CORNWALL – Stormont Dundas and Glengarry, (SD&G) has a new Ontario Provincial Police, (OPP) detachment commander.
Inspector Marc Hemmerick has been selected to lead the counties more than 100 officers into what he expects to be an effective and efficient future for its members and the communities they serve in.
Hemmerick is an OPP veteran who was raised in Cornwall, experienced policing in different parts of the province, in both urban and rural communities and is now ideally positioned to share his progressive attitude about policing with SD&G.
One of the challenges Hemmerick believes members of the SD&G OPP face is the sometimes-negative impression residents have of their police force.
He said, “The greatest policing challenge I see right now is actually the negative publicity and media coverage that the police are receiving in Canada.
From my personal experience, I have seen bad things be done by police officers but in comparison to all of the great things that police officers do for community, day in and day out and the great work they put in, there is absolutely no comparison.”
Hemmerick said, “My number one priority actually is to ensure that we are highlighting the fantastic work that the members of this detachment are doing for their communities so we can push back against that negative narrative.”
The new commander has a healthy interest in how social issues and criminal activities sometimes merge, making a police force job more challenging and often more difficult.
“My views are very progressive when it comes to policing,” he said.
“I certainly believe that our number one mandate is public safety, and I can certainly tell you when I began my career and for a long time the police were the go-to service, whether it was a social problem or health problem.”
Different community associations already deal with a variety of social and health issues that can result in the police becoming involved.

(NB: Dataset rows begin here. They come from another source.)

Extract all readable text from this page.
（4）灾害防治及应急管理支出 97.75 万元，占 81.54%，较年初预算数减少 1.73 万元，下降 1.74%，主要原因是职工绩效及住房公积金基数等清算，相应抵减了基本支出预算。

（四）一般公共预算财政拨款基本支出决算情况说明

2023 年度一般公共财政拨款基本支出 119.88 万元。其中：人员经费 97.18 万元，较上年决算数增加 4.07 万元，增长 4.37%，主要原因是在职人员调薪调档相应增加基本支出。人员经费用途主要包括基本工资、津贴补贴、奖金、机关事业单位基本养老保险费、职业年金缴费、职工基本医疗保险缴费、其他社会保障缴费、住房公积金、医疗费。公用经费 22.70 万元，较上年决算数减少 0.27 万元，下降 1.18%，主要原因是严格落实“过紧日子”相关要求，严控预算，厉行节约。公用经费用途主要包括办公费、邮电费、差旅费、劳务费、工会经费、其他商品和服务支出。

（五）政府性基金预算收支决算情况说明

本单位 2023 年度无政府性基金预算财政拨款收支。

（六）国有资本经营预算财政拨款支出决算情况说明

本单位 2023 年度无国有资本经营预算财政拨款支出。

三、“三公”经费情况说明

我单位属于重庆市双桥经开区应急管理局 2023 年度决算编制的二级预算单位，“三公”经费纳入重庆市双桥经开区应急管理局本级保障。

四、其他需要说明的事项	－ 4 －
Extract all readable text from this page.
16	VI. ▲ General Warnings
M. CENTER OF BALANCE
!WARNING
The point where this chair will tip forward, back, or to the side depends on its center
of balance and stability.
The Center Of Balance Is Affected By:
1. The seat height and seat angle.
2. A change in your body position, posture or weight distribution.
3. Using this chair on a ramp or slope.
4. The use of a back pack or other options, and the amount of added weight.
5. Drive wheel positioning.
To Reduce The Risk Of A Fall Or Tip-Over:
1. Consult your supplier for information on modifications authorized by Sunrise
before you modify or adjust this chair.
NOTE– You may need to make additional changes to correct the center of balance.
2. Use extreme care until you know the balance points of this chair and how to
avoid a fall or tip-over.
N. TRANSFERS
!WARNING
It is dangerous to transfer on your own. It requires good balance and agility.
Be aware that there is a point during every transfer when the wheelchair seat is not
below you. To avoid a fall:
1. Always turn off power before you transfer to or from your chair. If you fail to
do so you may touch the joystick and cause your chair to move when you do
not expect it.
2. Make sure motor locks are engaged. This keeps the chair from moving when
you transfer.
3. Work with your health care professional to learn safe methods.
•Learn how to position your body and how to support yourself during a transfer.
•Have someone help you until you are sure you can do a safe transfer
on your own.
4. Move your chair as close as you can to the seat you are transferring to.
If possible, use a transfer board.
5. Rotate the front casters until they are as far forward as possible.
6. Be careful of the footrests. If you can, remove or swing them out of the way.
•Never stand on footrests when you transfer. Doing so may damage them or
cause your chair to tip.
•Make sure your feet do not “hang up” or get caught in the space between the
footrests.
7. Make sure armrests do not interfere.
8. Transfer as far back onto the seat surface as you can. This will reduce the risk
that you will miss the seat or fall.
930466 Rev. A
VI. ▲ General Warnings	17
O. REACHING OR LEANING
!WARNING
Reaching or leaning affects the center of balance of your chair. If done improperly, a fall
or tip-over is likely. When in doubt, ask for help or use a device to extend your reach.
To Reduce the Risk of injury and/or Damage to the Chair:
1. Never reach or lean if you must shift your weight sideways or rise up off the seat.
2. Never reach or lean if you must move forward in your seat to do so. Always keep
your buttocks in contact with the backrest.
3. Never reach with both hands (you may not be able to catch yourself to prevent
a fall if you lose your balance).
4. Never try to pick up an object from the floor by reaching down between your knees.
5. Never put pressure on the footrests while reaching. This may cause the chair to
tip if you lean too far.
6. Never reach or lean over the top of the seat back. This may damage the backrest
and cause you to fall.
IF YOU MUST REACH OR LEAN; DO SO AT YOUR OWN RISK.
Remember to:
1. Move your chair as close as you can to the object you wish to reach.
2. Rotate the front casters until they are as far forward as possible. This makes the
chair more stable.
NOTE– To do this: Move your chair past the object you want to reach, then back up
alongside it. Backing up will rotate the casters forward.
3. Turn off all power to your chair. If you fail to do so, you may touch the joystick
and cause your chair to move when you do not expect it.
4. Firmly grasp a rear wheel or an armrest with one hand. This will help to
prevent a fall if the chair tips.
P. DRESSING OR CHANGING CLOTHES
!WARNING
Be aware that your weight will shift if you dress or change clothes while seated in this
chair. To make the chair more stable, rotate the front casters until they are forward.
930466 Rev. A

“We are not experts when it comes to social and health problems; those are out of our expertise. I am a huge believer in the collaborative approach [in that] I do feel that public safety being number one that the police have a role to play, but I also feel we should be partnering up with proper community partners in order to ensure that public health and social problems do not become criminal ones; we have a major social role to play.”

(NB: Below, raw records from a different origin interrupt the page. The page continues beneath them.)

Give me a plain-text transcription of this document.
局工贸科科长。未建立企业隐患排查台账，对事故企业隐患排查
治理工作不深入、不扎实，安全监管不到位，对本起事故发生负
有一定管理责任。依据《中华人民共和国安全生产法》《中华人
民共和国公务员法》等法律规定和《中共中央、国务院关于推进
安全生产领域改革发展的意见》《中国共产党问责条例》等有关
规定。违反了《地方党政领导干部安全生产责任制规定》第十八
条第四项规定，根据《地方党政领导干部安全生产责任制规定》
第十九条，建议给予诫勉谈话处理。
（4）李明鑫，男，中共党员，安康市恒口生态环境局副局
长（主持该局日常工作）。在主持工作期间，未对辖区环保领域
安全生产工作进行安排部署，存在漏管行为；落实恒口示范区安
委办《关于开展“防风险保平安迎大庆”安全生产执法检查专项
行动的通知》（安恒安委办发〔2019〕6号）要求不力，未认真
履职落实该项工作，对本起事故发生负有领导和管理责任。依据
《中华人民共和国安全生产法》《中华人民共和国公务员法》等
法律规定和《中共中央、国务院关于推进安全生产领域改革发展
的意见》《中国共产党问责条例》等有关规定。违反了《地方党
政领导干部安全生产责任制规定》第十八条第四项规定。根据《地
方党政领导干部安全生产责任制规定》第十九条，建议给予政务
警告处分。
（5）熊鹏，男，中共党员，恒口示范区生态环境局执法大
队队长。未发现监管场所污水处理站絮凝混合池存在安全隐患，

When the police and other social services can seamlessly collaborate with each other, the community benefits.
“If you look at any community satisfaction survey in regard to the service residents get from the OPP, we are always scoring tremendously high, well above 90 per cent.
When you look at the crime scene index that is kept by Stats Canada, this is one of the top 50 safest communities in all of Canada, but we still need positive education and interactions. It comes back to the idea of collaboration,” he said.
Hemmerick said the police are becoming more socially aware of its place and what is expected of them.
“The public’s expectation of us has evolved. They are demanding more accountability,” he said, adding, “How do we better collaborate with our community partners to ensure public safety but also to connect those people who are in crisis or in need with [of] the best services possible.”
Hemmerick grew up in Cornwall.
After winning a scholarship to a university in Michigan. The athletic degree he achieved left him wanting something more.
“Once that was completed the degree did not match up with what I saw myself doing with the rest of my life, which was health and physical education,” he said.
Growing up he had a fondness for first responders.
“My admiration for first responders and my sense of community and giving back to the community matched up. I got a degree in police foundations in Ottawa and was hired by the OPP.”
He worked for years in an urban setting such as Toronto and then was transferred in 2008 to the SD&G detachment. There he served as a front-line patrol officer.
He left the detachment in 2017 and was seconded to the Akwesasne Mohawk Police and worked in the Hawkesbury detachment and Lanark County and was also the regional manager for traffic and Marine at the OPP Eastern Region Headquarters.
In April, when he went back to Hawkesbury, he was named as the detachment commander.
Hemmerick believes that leadership is made up of three important foundations: integrity, strong communication, and empathy. “If you do not have those three legs you cannot be a good leader,” he said. “I [take] the lead from the front leadership style. I would never ask someone to do something I was not willing to do myself.”
That attitude is demonstrated in his relationship with his community and the social partnerships he intends to foster.